Il ajouta aussi de sa part, que pour la destruction des maisons qui étaient du côté de la tour, ladite église de Poitiers aurait par la suite tous les ans 20 solde de monnaie de Poitiers dans la ville de Poitiers, qui seront payés d'abord sur la première rente de Carême, sans contradiction.

  - Preterea dedit eidem ecclesie atque concessit ut deinceps proprium ponant servientem qui de levagio salis acciperet debitam et consuetam partem suam.

De plus, il donna à cette église et leur accorda qu'ils devaient désormais placer leur propre serviteur qui devait recevoir du prélèvement du sel son dû et sa part coutumière.

- In nemore etiam suo quod Molerias appellatur, sibi concessit trencheias illas, quas ab antiquo dono ducis Aquitanie habuit, perpetuo possidendas.
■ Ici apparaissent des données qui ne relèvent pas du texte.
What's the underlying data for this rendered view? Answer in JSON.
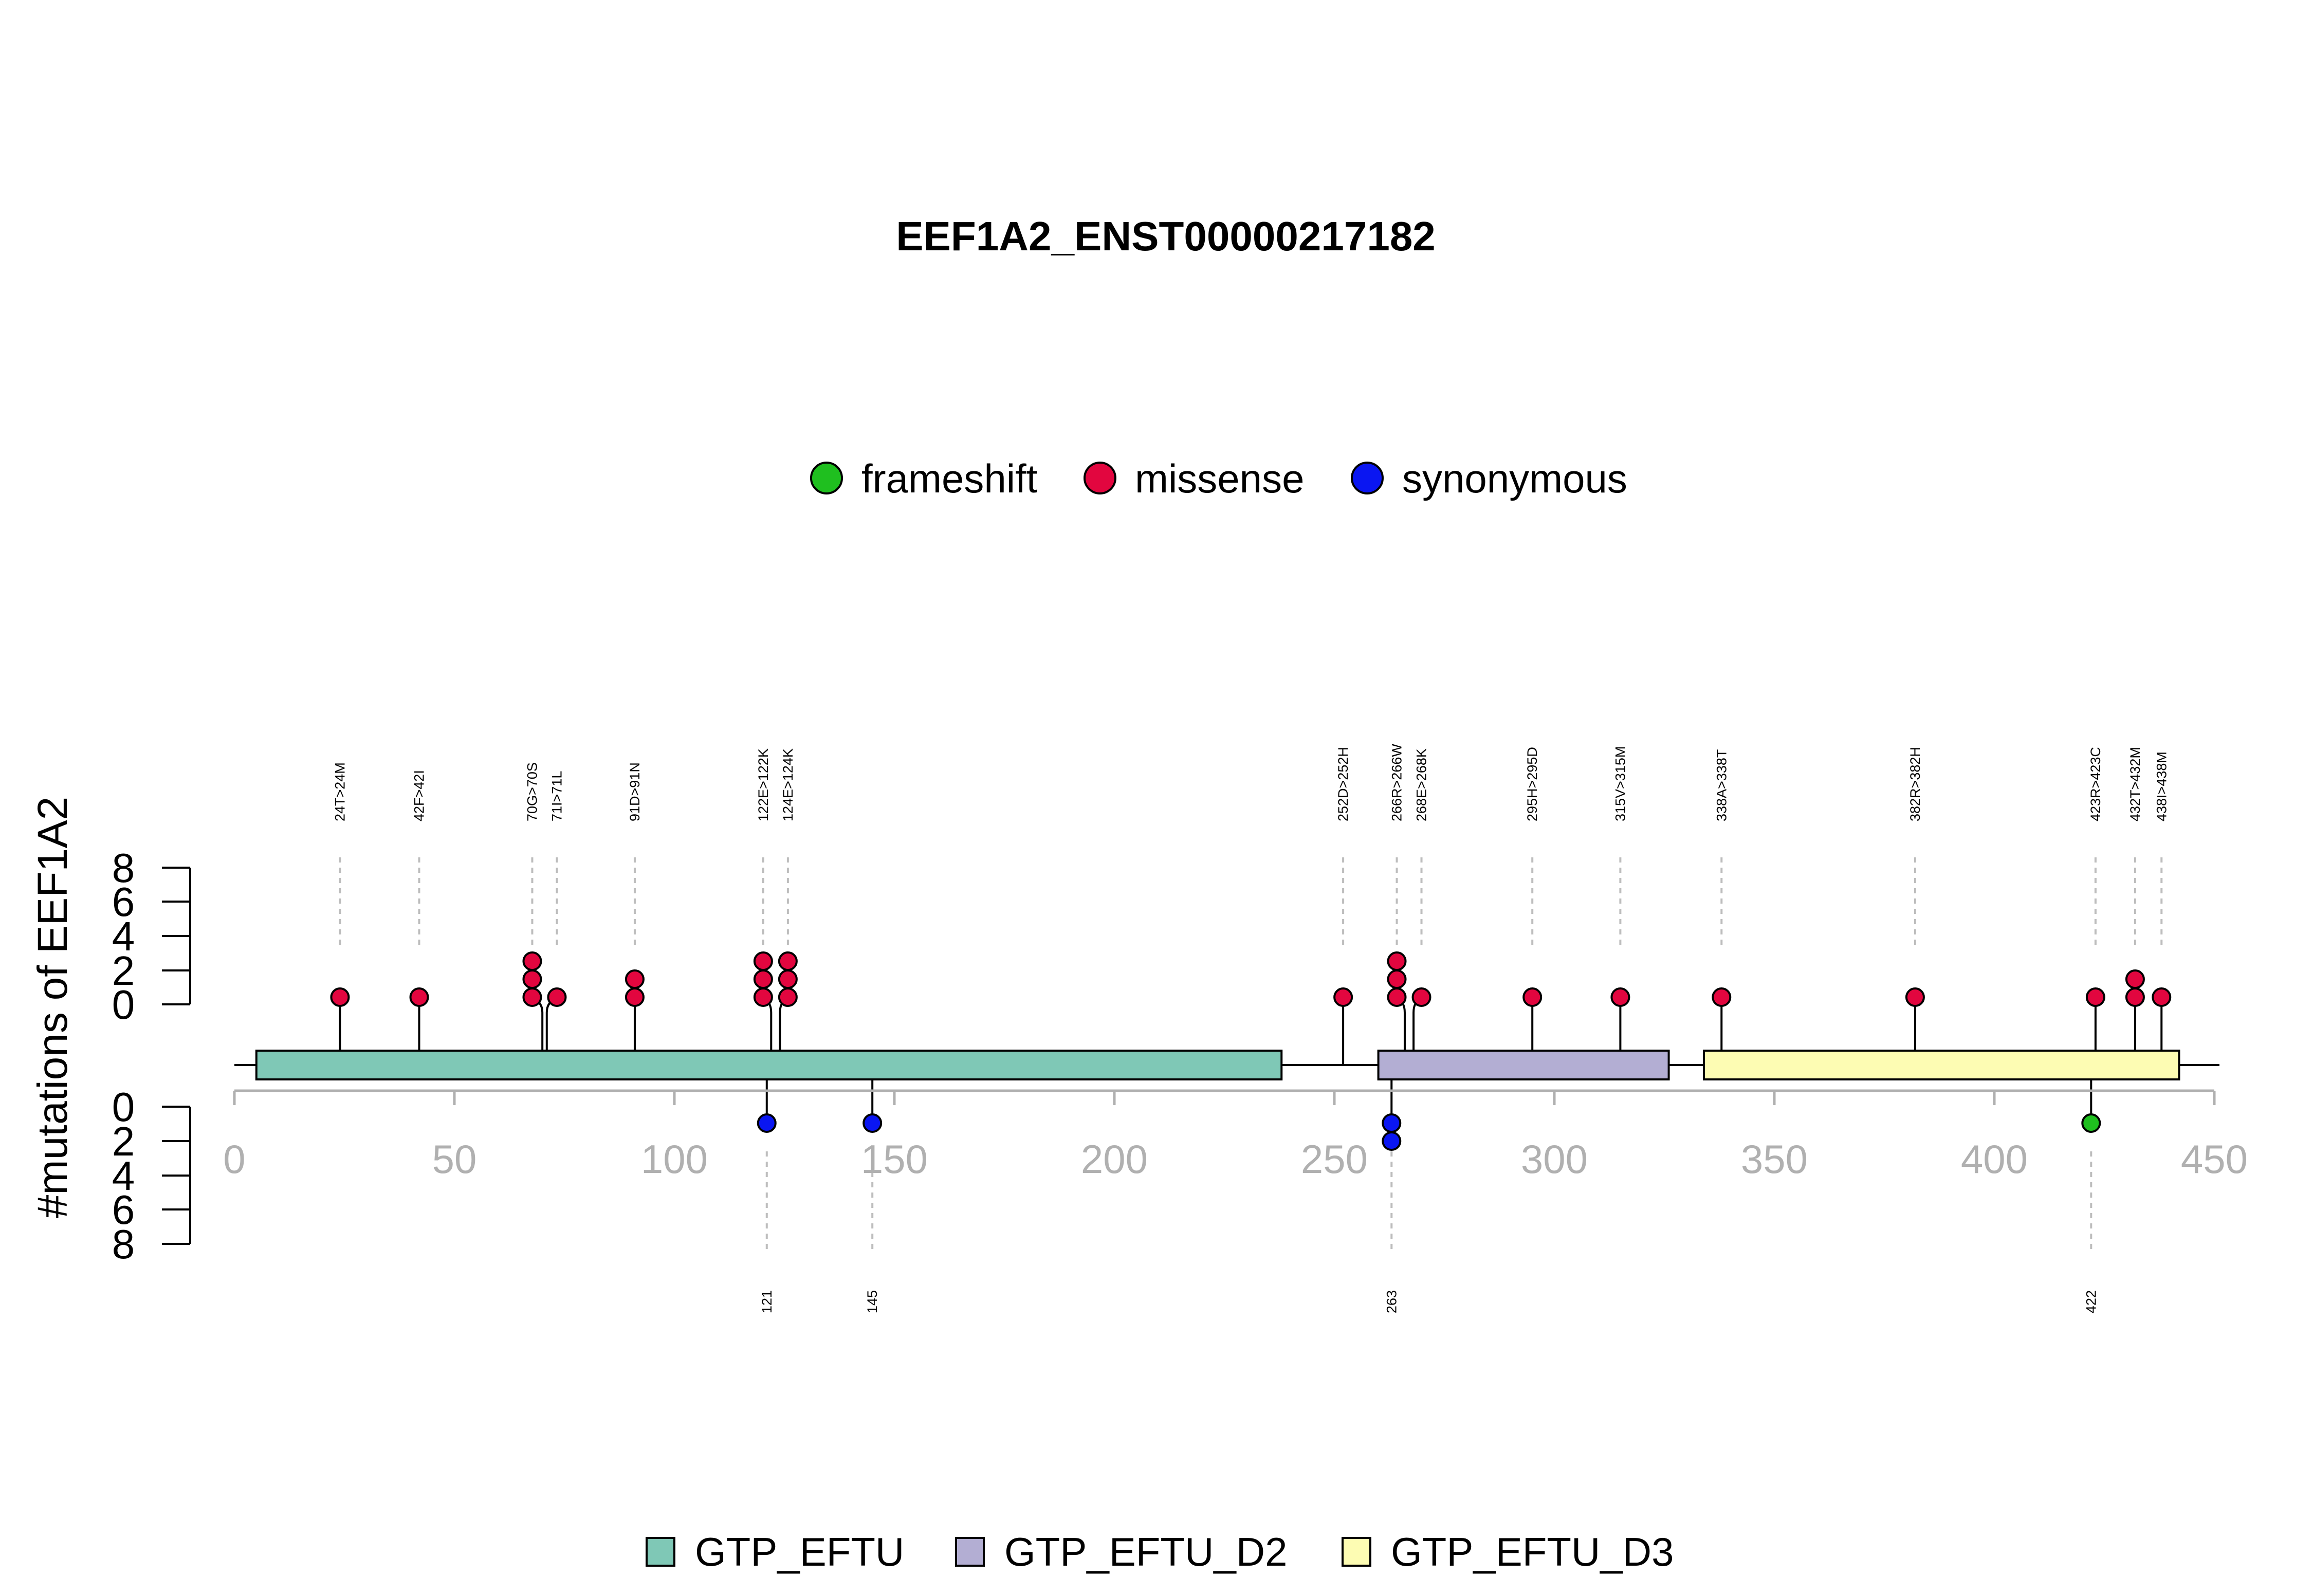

Dans son propre bois, qui s'appelle Molerias, il lui accorda ces tranchées qu'il tenait de l'ancien don du duc d'Aquitaine, pour être possédées à jamais.

 - Nos autem, ejusdem patris nostri vestigiis inherentes, pro salute anime nostre et predecessorum nostrorum, prefatam ecclesiam, sicut alias abbacias nostras, in protectione nostra per jus suscipimus, et ea supradicta, que ab eodem patre nostro ei concessa sunt, rata habemus, et, ut hoc perpetue stabilitatis robur obtineat, sigilli nostri auctoritate et regii nominis caractere inferius annotato presentem paginam confirmamus.

Nous cependant, à la suite de notre même père, pour le salut de notre âme et de nos prédécesseurs, recevons ladite église, comme nos autres abbayes, sous notre protection de droit ; afin d'obtenir cette force de stabilité perpétuelle, nous confirmons  la présente par l'autorité de notre sceau et le symbole du nom royal ci-dessous.

  - Actum apud Castellum-novum super Ligerim, anno ab incarnatione Domini M° CC° quinto, regni nostri anno vicesimo VII°, astantibus in palacio nostro quorum nomina supposita sunt et signa : Dapifero nullo. Signum Guidonis buticularii. Signum Mathei camerarii. Signum Droconis constabularii. Datum, vacante cancellaria, per manum fratris Guarini. Ti

 Acté à Châteauneuf sur Loire, l'an de l'incarnation de Notre-Seigneur en l'an 200, l'an cinquième de notre règne, l'an vingt-septième de notre règne, ceux qui se tenaient dans notre palais dont les noms et les signes ont été placés : aucun sénéchal. Signum Guidonis buticularii. Signum Mathei camerarii. Signum Droconis constabularii. Il a été donné lors de la chancellerie lors de la vacance de son frère Guarini. Ti

 

 

Les trois statues de la chapelle du bras sur du transept, un Saint Louis, un Saint Maurice, un Saint Guillaume, sont l’oeuvre de l‘atelier de Saint-Hilaire

 

 

 

Histoire sommaire de la ville de Poitiers / par Bélisaire Ledain,...

 

 

 

 

 


 

(1) Layettes du Trésor des Chartes, par Teulet, I, 62,

(2)    Chartes de Saint-Hilaire, I, 145 et passim.